1. The frame is constructed entirely out of aluminum, that means anything added has to be bolted not just welded or brazed on. or we have to involve professionals. If there is one thing i have learned its when you take a project like this out of the garage for a five minute fix at a professional shop, you end up with them trying to either re-engineer your project, or you find yourself defending why you are cutting up a perfectly good mountain bike in the first place. I have found most people lack the vision for garage engineering and would rather just leave them out of it.

2. The variable suspension in the rear means anything i add to the rear also has to float, fenders, skirts, racks, lights, yes....anything.

3. The tank. The tank is as integral to the piece as the right paint job. The construction is the one part of the project i really haven't got a solid game plan for. I could find a motorcycle shop that does custom tanks to take on the project, however there are a few reasons i don't think that would work, firstly: see rant in #1, secondly it could be costly. Again the material of choice would be steel and attaching it will require some kind of complex strap or rig to keep it from rattling off. I could mock it up with foam and fiberglass, cast it backwards with resin and have essentially a hollow shell, but it would lack the chrome look i was hoping for. This for now remains undecided.

4. Keeping the bike light enough to be ridden but sturdy enough to not rattle apart on the first ride. I could easily create a great looking bike that would work well enough on the street, but what is fun in that? I could just get a replica cruiser to do that on. I want to be able to rock this bitch in papago.

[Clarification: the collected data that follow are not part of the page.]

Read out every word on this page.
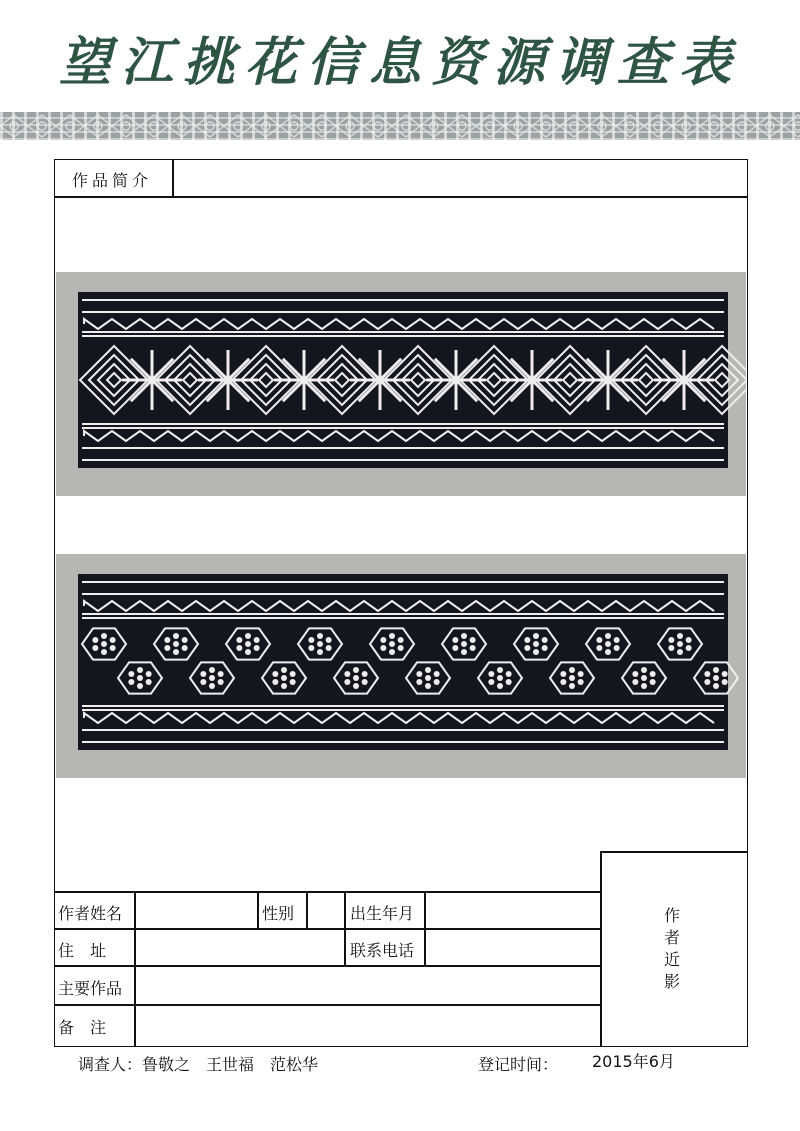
望江挑花信息资源调查表
作品简介
作
者
近
影
作者姓名	性别	出生年月
住　址	联系电话
主要作品
备　注
调查人：鲁敬之　王世福　范松华	登记时间： 2015年6月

5. Drive train. This is less of a challenge and more of a design engineering sticking point. the obvious choice is to go single-speed. The bike could handle it. I love my single speed, (see below)
A second choice would be 1x9, or one front gear, and keep the rear derailleur. this means the skirt couldn't hide the derailleur and it will show below the trick skirt. This decision remains still on the chalkboard undecided.

6. There are many more challenges not listed here, but these are what i would call "deal breakers" not being able to push past a challenge like one of these is the reason projects either get shelved for years at a time, or shit canned altogether. I will keep this diary apprised of the progress as it become available.